A problem regarding removable singularity in complex analysis.

Question

I am reading complex analysis from Stein and Shakarchi.I am struggling with a problem given in the exercise.The problem is given below:

Suppose $f(z)$ is holomorphic in a punctured disc $D_r(z_0)-\{z_0\}$.Suppose also that $|f(z)|\leq A|z-z_0|^{-1+\epsilon}$ for some $\epsilon>0$ and all $z$ near $z_0$.Show that the singularity of $f$ at $z_0$ is removable.

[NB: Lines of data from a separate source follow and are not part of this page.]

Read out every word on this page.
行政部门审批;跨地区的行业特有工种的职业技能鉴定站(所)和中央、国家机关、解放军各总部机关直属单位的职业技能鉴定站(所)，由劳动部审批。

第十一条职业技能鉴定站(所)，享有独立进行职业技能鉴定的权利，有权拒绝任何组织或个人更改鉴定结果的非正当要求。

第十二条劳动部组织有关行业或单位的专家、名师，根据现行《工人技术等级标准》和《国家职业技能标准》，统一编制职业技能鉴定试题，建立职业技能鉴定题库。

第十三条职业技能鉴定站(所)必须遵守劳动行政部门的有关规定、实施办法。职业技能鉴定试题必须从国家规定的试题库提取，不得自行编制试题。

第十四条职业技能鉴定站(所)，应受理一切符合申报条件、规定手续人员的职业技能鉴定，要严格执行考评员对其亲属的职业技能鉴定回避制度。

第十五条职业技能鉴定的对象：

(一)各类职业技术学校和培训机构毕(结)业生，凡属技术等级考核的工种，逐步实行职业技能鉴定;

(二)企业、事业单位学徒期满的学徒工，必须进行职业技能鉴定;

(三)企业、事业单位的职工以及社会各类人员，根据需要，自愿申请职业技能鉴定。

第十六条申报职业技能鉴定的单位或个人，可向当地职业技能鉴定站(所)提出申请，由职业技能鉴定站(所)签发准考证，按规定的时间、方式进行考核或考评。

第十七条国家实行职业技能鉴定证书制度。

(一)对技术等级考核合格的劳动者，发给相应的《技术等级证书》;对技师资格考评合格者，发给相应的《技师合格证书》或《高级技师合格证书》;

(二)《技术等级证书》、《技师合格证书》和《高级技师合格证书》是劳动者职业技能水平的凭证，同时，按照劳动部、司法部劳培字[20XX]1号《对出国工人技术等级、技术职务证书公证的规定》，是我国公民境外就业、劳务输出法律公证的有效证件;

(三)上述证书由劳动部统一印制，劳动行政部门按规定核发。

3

I have no idea how to start the problem.I think that somehow I have to use Riemann theorem on removable singularity,which states that if $f$ is bounded in a neighborhood of $z_0$,then $f$ has removable singularity.That means I have to show that $f$ is bounded.Can someone help me to show that provided I am on the right track.

Addendum

I saw similar question on stack exchange but that too had no satisfactory answer.

Answer 1

Note that $|f(z) (z-z_0)|\le A|z-z_0|^{\epsilon}$, hence $f(z)(z-z_0)$ is bounded near $z_0$. Therefore $z_0$ is a removable singularity of $f(z)(z-z_0)$. And from the inequality again, $|f(z)(z-z_0)|\rightarrow 0$ as $z\rightarrow z_0$. Now we have the expansion $f(z)(z-z_0)=\sum_{n=1}^\infty a_n(z-z_0)^n$ where $n$ starts from $1$, as the LHS is $0$ at $z=z_0$. Hence $f(z) = \sum_{n=1}^\infty a_n (z-z_0)^{n-1}$ has analytic continuation to $z=z_0$ as well.

Answer 2

In the lavender region, $$ \begin{align} f(a) &=\frac1{2\pi i}\int_\gamma\frac{f(z)}{z-a}\,\mathrm{d}z\tag{1a}\\ &=\frac1{2\pi i}\int_{\partial B(z_0,r)}\frac{f(z)}{z-a}\,\mathrm{d}z\tag{1b} \end{align} $$ Explanation:
$\text{(1a)}$: Cauchy's Integral Formula
$\text{(1b)}$: the integral along the oppositely directed linear segments cancel
$\phantom{\text{(1b): }}$the integral along $B(z_0,\delta)$ is at most $\frac{2\pi\delta A\delta^{-1+\epsilon}}{|z_0-a|-\delta}=\frac{2\pi A\delta^{\epsilon}}{|z_0-a|-\delta}\to0$

The function defined by $\text{(1b)}$ is equal to $f$ in $B(z_0,r)\setminus\{z_0\}$ and is analytic in $B(z_0,r)$.